Twelve months ago this week more than a million people, myself included, assembled on the National Mall in Washington to watch the inauguration of Barack Obama as President of the United States.
These days Obama finds himself in an altogether less pleasant place. Rather than cheers and chants he faces a wall of negative noise.
The left paints him as a Democrat in name only, who has sold out to Wall Street and the Pentagon. The right criticises him for being weak and un-American, a serial apologiser who golfs on when terrorists attack.

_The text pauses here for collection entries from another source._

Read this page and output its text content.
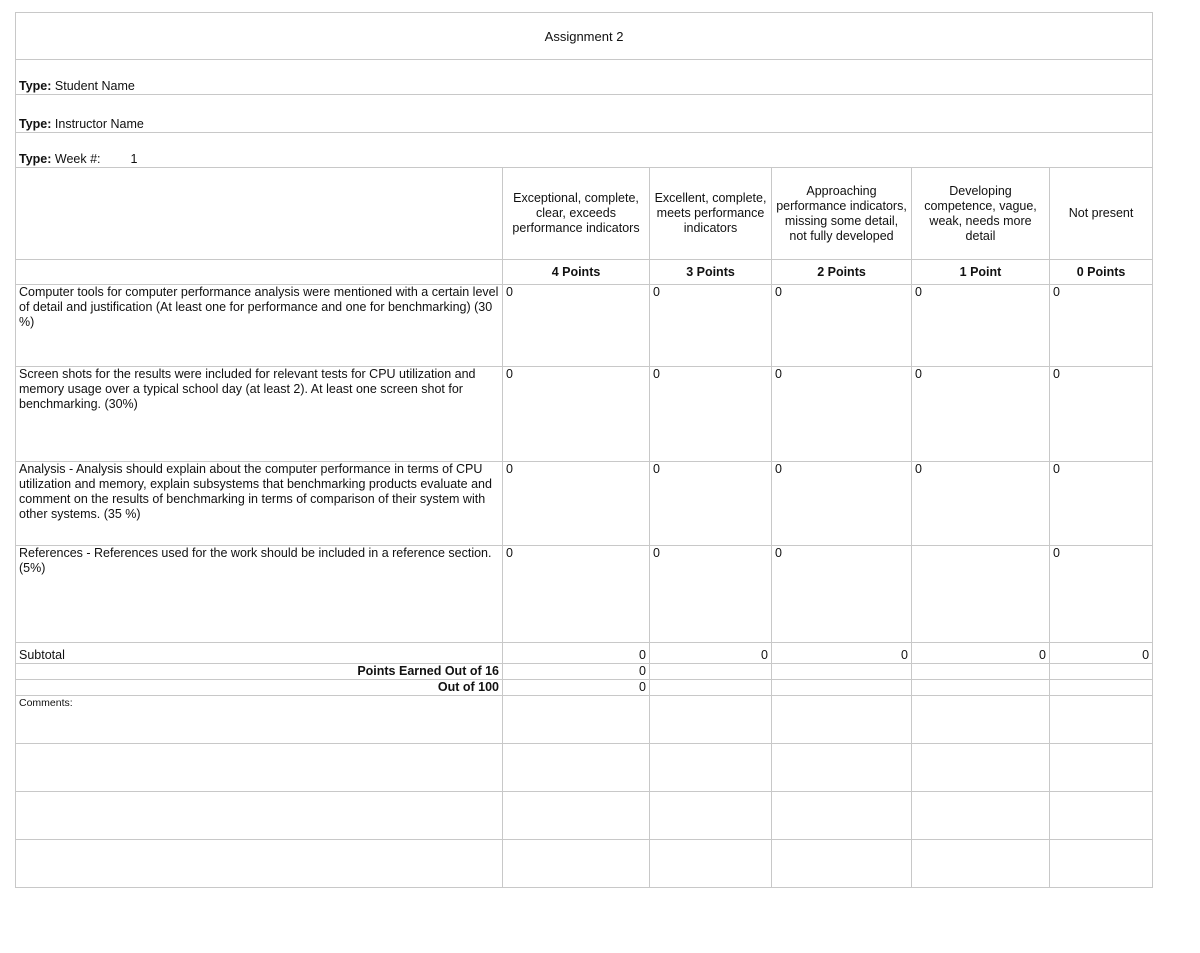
Assignment 2					
Type: Student Name					
Type: Instructor Name					
Type: Week #: 1					
	Exceptional, complete, clear, exceeds performance indicators	Excellent, complete, meets performance indicators	Approaching performance indicators, missing some detail, not fully developed	Developing competence, vague, weak, needs more detail	Not present
	4 Points	3 Points	2 Points	1 Point	0 Points
Computer tools for computer performance analysis were mentioned with a certain level of detail and justification (At least one for performance and one for benchmarking) (30 %)	0	0	0	0	0
Screen shots for the results were included for relevant tests for CPU utilization and memory usage over a typical school day (at least 2). At least one screen shot for benchmarking. (30%)	0	0	0	0	0
Analysis - Analysis should explain about the computer performance in terms of CPU utilization and memory, explain subsystems that benchmarking products evaluate and comment on the results of benchmarking in terms of comparison of their system with other systems. (35 %)	0	0	0	0	0
References - References used for the work should be included in a reference section. (5%)	0	0	0		0
Subtotal	0	0	0	0	0
Points Earned Out of 16	0				
Out of 100	0				
Comments:					
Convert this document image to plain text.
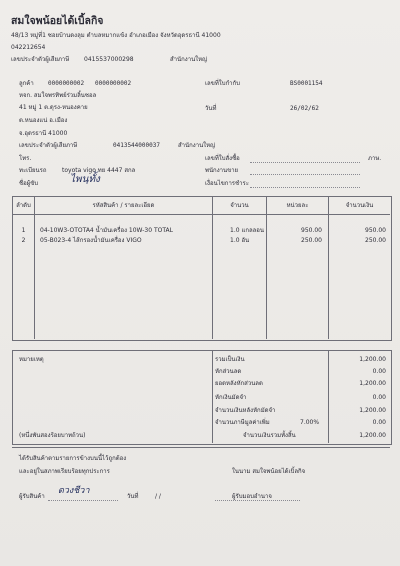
สมใจพน้อยได้เบิ้ลกิจ
48/13 หมู่ที่1 ซอยบ้านดงลุม ตำบลหมากแข้ง อำเภอเมือง จังหวัดอุดรธานี 41000
042212654
เลขประจำตัวผู้เสียภาษี 0415537000298	สำนักงานใหญ่
ลูกค้า 0000000002 0000000002
หจก. สมใจพรทิพย์ร่วมลิ้นซอล
41 หมู่ 1 ต.ดุรง-หนองคาย
ต.หนองแน่ อ.เมือง
จ.อุดรธานี 41000
เลขประจำตัวผู้เสียภาษี	0413544000037	สำนักงานใหญ่
โทร.
ทะเบียนรถ	toyota vigo ทย 4447 สกล
ชื่อผู้ขับ	ไพนฺทั้ง
เลขที่ใบกำกับ	BS0001154
วันที่	26/02/62
เลขที่ใบสั่งซื้อ	ภาษ.
พนักงานขาย
เงื่อนไขการชำระ
ลำดับ	รหัสสินค้า / รายละเอียด	จำนวน	หน่วยละ	จำนวนเงิน
1	04-10W3-OTOTA4 น้ำมันเครื่อง 10W-30 TOTAL	1.0 แกลลอน	950.00	950.00
2	05-B023-4 ไส้กรองน้ำมันเครื่อง VIGO	1.0 อัน	250.00	250.00
หมายเหตุ
(หนึ่งพันสองร้อยบาทถ้วน)
รวมเป็นเงิน	1,200.00
หักส่วนลด	0.00
ยอดหลังหักส่วนลด	1,200.00
หักเงินมัดจำ	0.00
จำนวนเงินหลังหักมัดจำ	1,200.00
จำนวนภาษีมูลค่าเพิ่ม	7.00%	0.00
จำนวนเงินรวมทั้งสิ้น	1,200.00
ได้รับสินค้าตามรายการข้างบนนี้ไว้ถูกต้อง
และอยู่ในสภาพเรียบร้อยทุกประการ	ในนาม สมใจพน้อยได้เบิ้ลกิจ
ผู้รับสินค้า
ดวงชีวา
วันที่	/ /	ผู้รับมอบอำนาจ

If we turn down the volume of the criticism, however, how should we grade Obama's foreign policy in his first year in office? It depends on the measure you choose to apply. If you assess his record against the expectations generated by his campaign, which is how his partisan critics proceed, then things have not gone according to plan. The planet has not cooled. Ocean levels have not fallen. Cuba has not applied to join NATO. The international system has not proved particularly susceptible to change, regardless of the eloquence of its advocate.
However, you get a different answer if you use a historian's measure, and bear in mind the structural limitations on Obama's power and the disastrous situation he inherited - two bloody wars, a global financial crisis, active nuclear programs in Iran and North Korea and persistent terrorist threats.
If this is your analytical frame, and you ask how any other individual might have done in his position, then Obama's foreign policy looks pretty good. First, some negatives. Obama was overly ambitious in his first year, launching a number of initiatives that have come to nought. He has very little to show, for example, for his efforts at Middle East peacemaking. Henry Kissinger said the President "reminds me of a chess grandmaster who has played his opening in six simultaneous games. But he hasn't completed a single game and I'd like to see him finish one."
Obama's signature note - engagement with America's competitors and adversaries - has been held a little too long. Reaching out to China and Russia has produced mixed results; reaching out to trumped-up tinpot dictators has produced nothing. Indeed, Hugo Chavez, of Venezuela, who only months ago told Obama ''I want to be your friend'', now refers to the satanic smell of sulphur when Obama is in the room.